自然周期体外受精勉強会

ガラス化法

受精卵の凍結方法は、急速凍結法(ガラス化保存法)と緩慢凍結法があり、凍結する段階としては、前核期胚・初期胚・胚盤胞と3段階あります。当クリニックでは、急速凍結法(ガラス化保存法)にて前核期胚または胚盤胞での凍結を行っています。

具体的な急速凍結法(ガラス化保存法)

生物の細胞はマイナス190℃以下で活動が止まるため、マイナス196℃の液体窒素で凍結保存します。急速凍結法は、胚を直接、高濃度の凍結保護剤で処理しながら急速に凍結します。保存液ごとガラス化(氷晶形成せず無結晶のガラス状の固体となる現象)させることにより、細胞を傷付けることなく凍結保存することができます。

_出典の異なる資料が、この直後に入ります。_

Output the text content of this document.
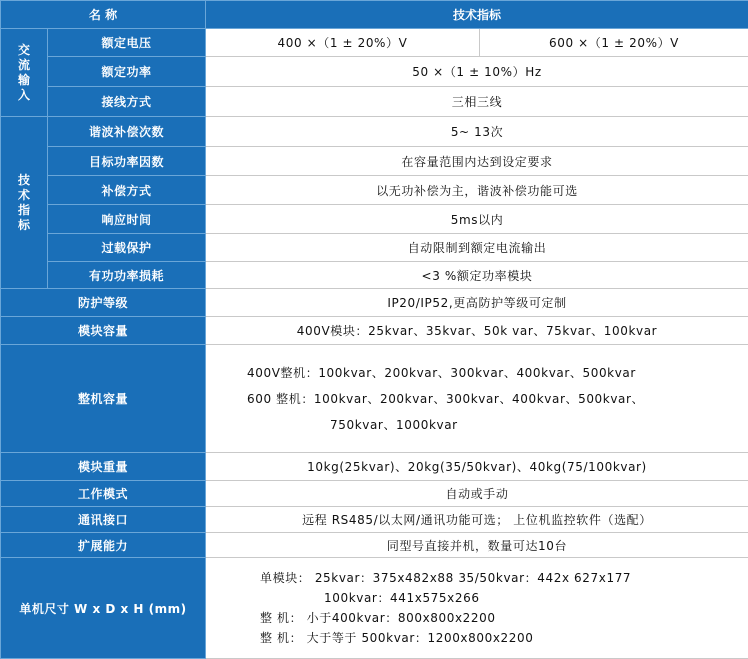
名 称		技术指标	

交
流
输
入	额定电压	400 ×（1 ± 20%）V	600 ×（1 ± 20%）V
	额定功率	50 ×（1 ± 10%）Hz	
	接线方式	三相三线	

技
术
指
标	谐波补偿次数	5~ 13次	
	目标功率因数	在容量范围内达到设定要求	
	补偿方式	以无功补偿为主，谐波补偿功能可选	
	响应时间	5ms以内	
	过载保护	自动限制到额定电流输出	
	有功功率损耗	<3 %额定功率模块	
防护等级		IP20/IP52,更高防护等级可定制	
模块容量		400V模块：25kvar、35kvar、50k var、75kvar、100kvar	
整机容量		400V整机：100kvar、200kvar、300kvar、400kvar、500kvar
600 整机：100kvar、200kvar、300kvar、400kvar、500kvar、
750kvar、1000kvar	

模块重量		10kg(25kvar)、20kg(35/50kvar)、40kg(75/100kvar)	
工作模式		自动或手动	
通讯接口		远程 RS485/以太网/通讯功能可选； 上位机监控软件（选配）	
扩展能力		同型号直接并机，数量可达10台	
单机尺寸 W x D x H (mm)		单模块： 25kvar：375x482x88 35/50kvar：442x 627x177
100kvar：441x575x266
整 机： 小于400kvar：800x800x2200
整 机： 大于等于 500kvar：1200x800x2200	
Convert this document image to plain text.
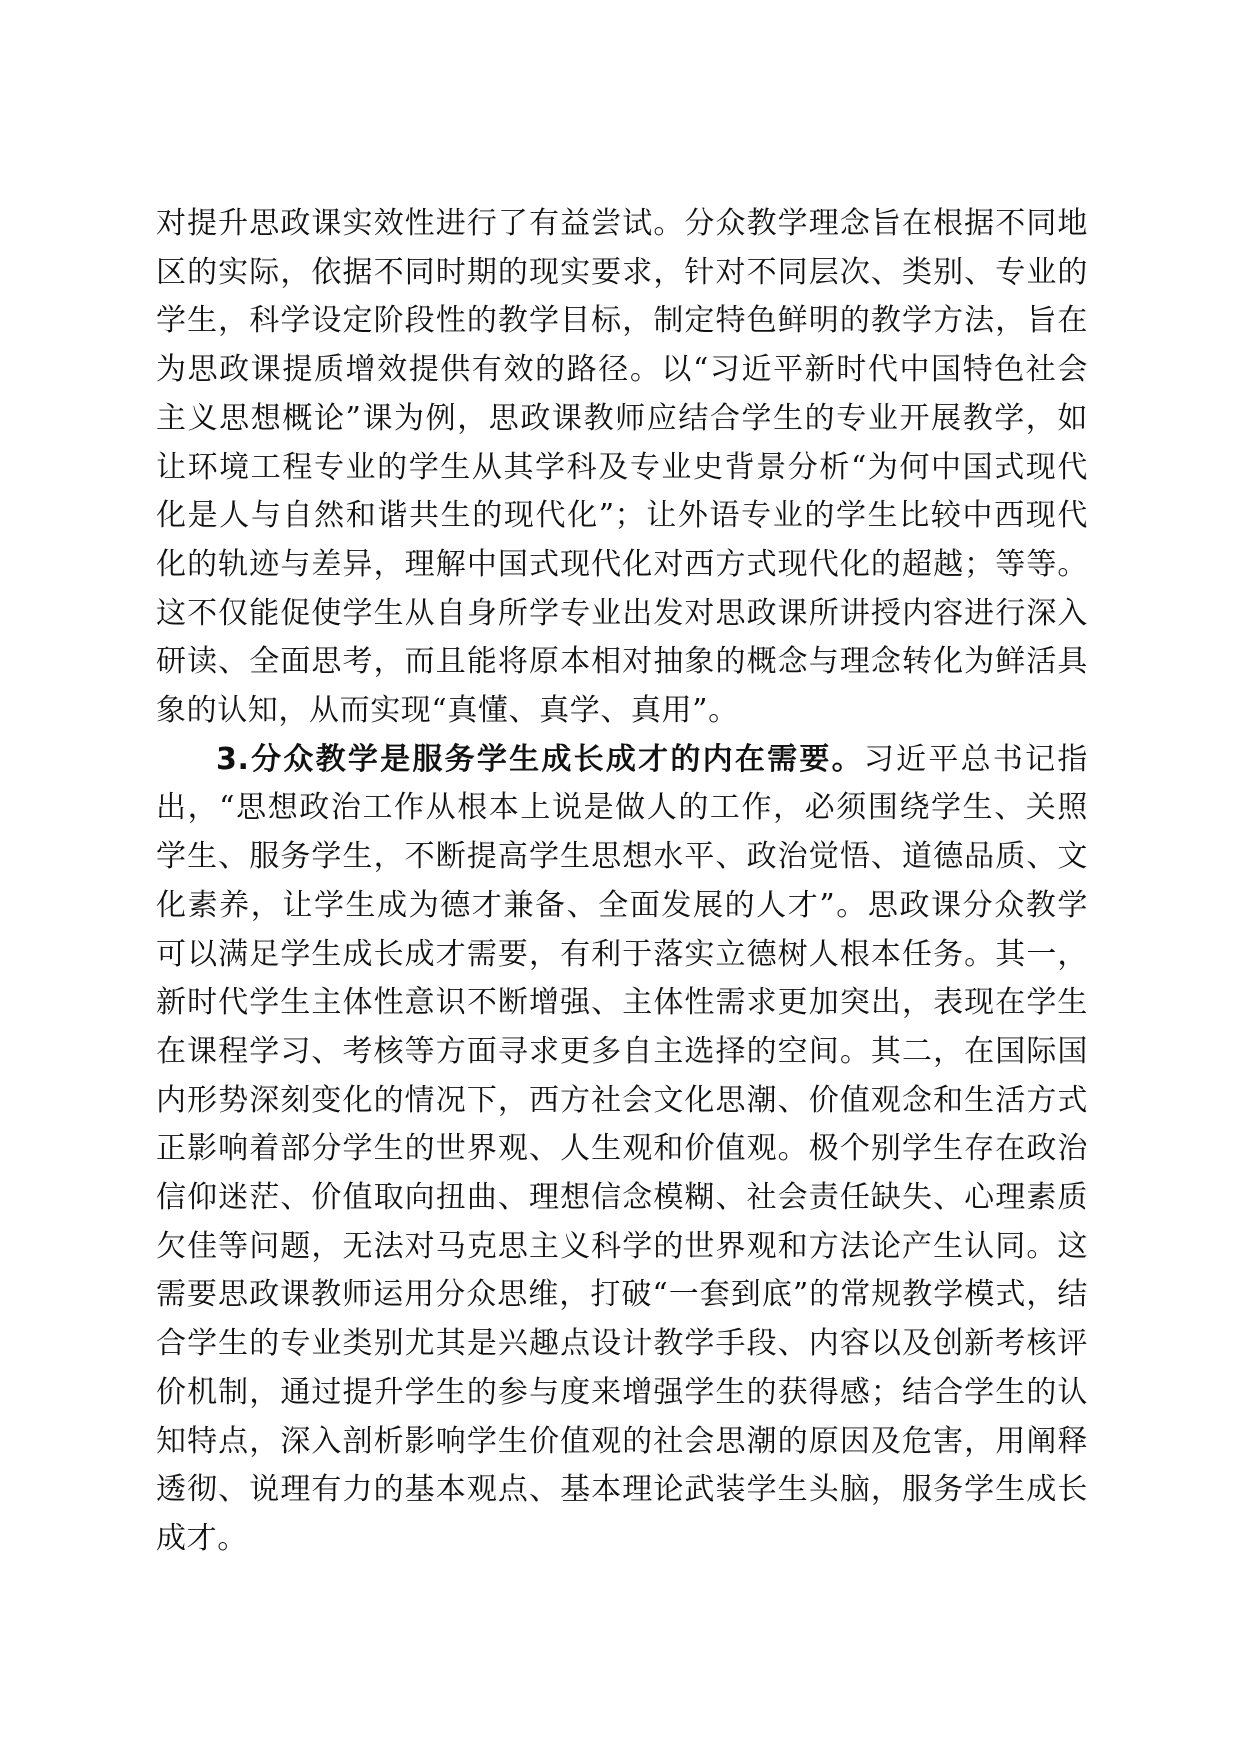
对提升思政课实效性进行了有益尝试。分众教学理念旨在根据不同地区的实际，依据不同时期的现实要求，针对不同层次、类别、专业的学生，科学设定阶段性的教学目标，制定特色鲜明的教学方法，旨在为思政课提质增效提供有效的路径。以“习近平新时代中国特色社会主义思想概论”课为例，思政课教师应结合学生的专业开展教学，如让环境工程专业的学生从其学科及专业史背景分析“为何中国式现代化是人与自然和谐共生的现代化”；让外语专业的学生比较中西现代化的轨迹与差异，理解中国式现代化对西方式现代化的超越；等等。这不仅能促使学生从自身所学专业出发对思政课所讲授内容进行深入研读、全面思考，而且能将原本相对抽象的概念与理念转化为鲜活具象的认知，从而实现“真懂、真学、真用”。

3.分众教学是服务学生成长成才的内在需要。习近平总书记指出，“思想政治工作从根本上说是做人的工作，必须围绕学生、关照学生、服务学生，不断提高学生思想水平、政治觉悟、道德品质、文化素养，让学生成为德才兼备、全面发展的人才”。思政课分众教学可以满足学生成长成才需要，有利于落实立德树人根本任务。其一，新时代学生主体性意识不断增强、主体性需求更加突出，表现在学生在课程学习、考核等方面寻求更多自主选择的空间。其二，在国际国内形势深刻变化的情况下，西方社会文化思潮、价值观念和生活方式正影响着部分学生的世界观、人生观和价值观。极个别学生存在政治信仰迷茫、价值取向扭曲、理想信念模糊、社会责任缺失、心理素质欠佳等问题，无法对马克思主义科学的世界观和方法论产生认同。这需要思政课教师运用分众思维，打破“一套到底”的常规教学模式，结合学生的专业类别尤其是兴趣点设计教学手段、内容以及创新考核评价机制，通过提升学生的参与度来增强学生的获得感；结合学生的认知特点，深入剖析影响学生价值观的社会思潮的原因及危害，用阐释透彻、说理有力的基本观点、基本理论武装学生头脑，服务学生成长成才。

胚はそのまま凍結すると細胞内に小さな氷片ができ、細胞を破壊してしまいます。胚を細胞破壊から守るために凍結保護剤で処理をすることが必要となりますが、急速凍結保法では、これに対する傷害や透明帯、細胞質に亀裂が生じる傷害の頻度が緩慢凍結法に比べて少ないといメリットがあり、受精卵、胚盤胞、未熟卵、卵子のすべてに凍結が可能な方法です。

この方法を用いて、前核期胚と胚盤胞を凍結し、条件の整った周期に融解し移植するのが「凍結融解胚移植」「凍結融解胚盤胞移植」です。

◆前核期凍結とは・・・

2つの極体と2つの前核(父側の前核と母側の前核)が確認できた胚を凍結することです。